In Chicago, the administration and the performers had previously been in separate buildings. The Joffrey Ballet had rented both a 17000 sqft rehearsal studio at 17 N. State Street, which it leased in July 2005, and administrative offices at 70 E. Lake Street. The Joffrey now has the company's creative leadership, dancers, administration, technical staff, guest artists, students, and apprentices united under one roof, creating streamlined operations and a more efficient and accomplished organization. The new space nearly doubles the current space. The planned space allows the company to rehearse and present more of its repertoire, mount additional full-length ballets, extend its apprentice program, launch additional revivals, and provide young dancers and choreographers the opportunity to train and present their new works.

==Occupancy==
Loehmann's opened a 27000 sqft retail store on the first two floors on October 12, 2007. This location is part of the transformation of State Street to a retail and student-housing mecca, and further solidifies the revitalization of Randolph Street's theatre district. Loehmann's filed for bankruptcy November 16, 2010 and closed the State Street location January 29, 2011, after less than 4 years in operation.

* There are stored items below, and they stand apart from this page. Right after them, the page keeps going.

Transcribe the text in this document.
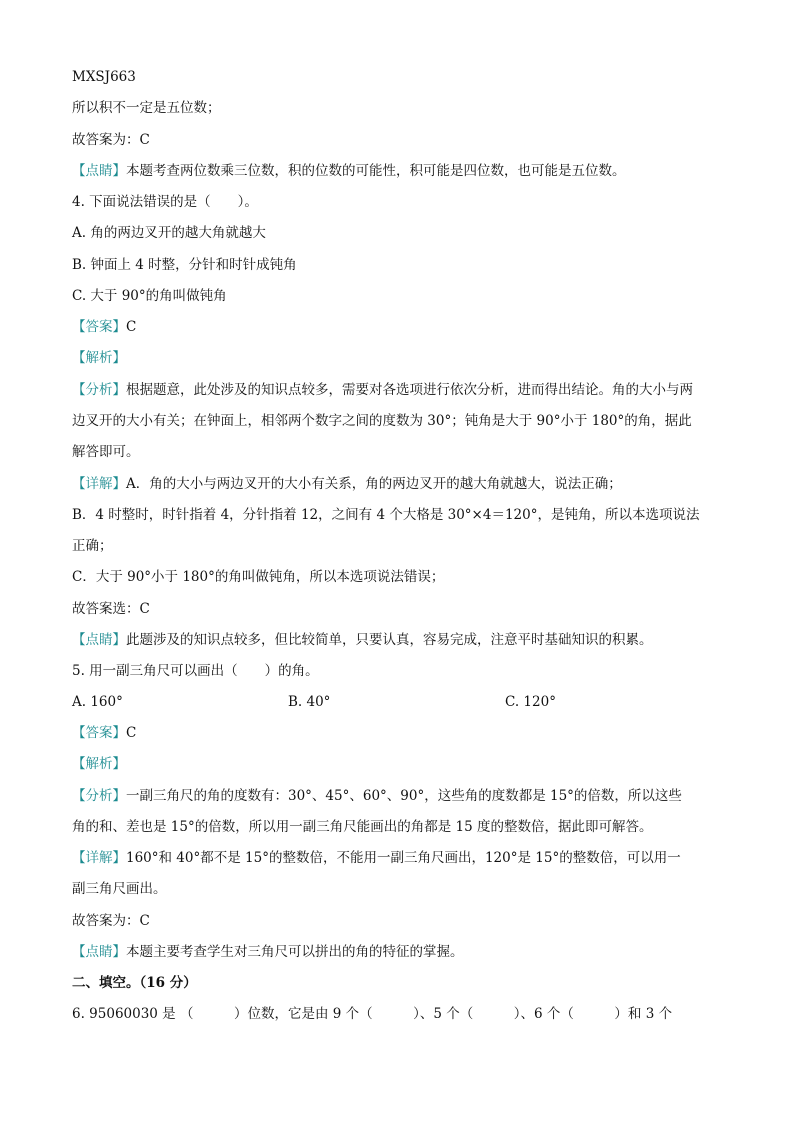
MXSJ663
所以积不一定是五位数；
故答案为：C
【点睛】本题考查两位数乘三位数，积的位数的可能性，积可能是四位数，也可能是五位数。
4. 下面说法错误的是（　　）。
A. 角的两边叉开的越大角就越大
B. 钟面上 4 时整，分针和时针成钝角
C. 大于 90°的角叫做钝角
【答案】C
【解析】
【分析】根据题意，此处涉及的知识点较多，需要对各选项进行依次分析，进而得出结论。角的大小与两
边叉开的大小有关；在钟面上，相邻两个数字之间的度数为 30°；钝角是大于 90°小于 180°的角，据此
解答即可。
【详解】A．角的大小与两边叉开的大小有关系，角的两边叉开的越大角就越大，说法正确；
B．4 时整时，时针指着 4，分针指着 12，之间有 4 个大格是 30°×4＝120°，是钝角，所以本选项说法
正确；
C．大于 90°小于 180°的角叫做钝角，所以本选项说法错误；
故答案选：C
【点睛】此题涉及的知识点较多，但比较简单，只要认真，容易完成，注意平时基础知识的积累。
5. 用一副三角尺可以画出（　　）的角。
A. 160°	B. 40°	C. 120°
【答案】C
【解析】
【分析】一副三角尺的角的度数有：30°、45°、60°、90°，这些角的度数都是 15°的倍数，所以这些
角的和、差也是 15°的倍数，所以用一副三角尺能画出的角都是 15 度的整数倍，据此即可解答。
【详解】160°和 40°都不是 15°的整数倍，不能用一副三角尺画出，120°是 15°的整数倍，可以用一
副三角尺画出。
故答案为：C
【点睛】本题主要考查学生对三角尺可以拼出的角的特征的掌握。
二、填空。（16 分）
6. 95060030 是 （　　　）位数，它是由 9 个（　　　）、5 个（　　　）、6 个（　　　）和 3 个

Walgreens, which had occupied the property from 1926 until 2005, announced that it would take over the Loehmann's space and operate a two-level drugstore, opening in 2012. The location was developed as a two-story 27350 sqft flagship location that was unveiled with dignitaries such as Chicago Mayor Rahm Emanuel and Illinois Governor Pat Quinn on January 12, 2012, selling a range of amenities far beyond that of a typical pharmacy. Some of the features included a cigar humidor, international newsstand, made-to-order smoothies, self-serve frozen yogurt, sushi and juice bars, a barista, over 700 fine wines, and manicure stations. The Walgreens investment was part of a business strategy to combat governmentally-induced declining pharmacy margins.

==School zoning==
Residents of the building are zoned to Chicago Public Schools. Residents are zoned to South Loop K-8 and Phillips Academy High School.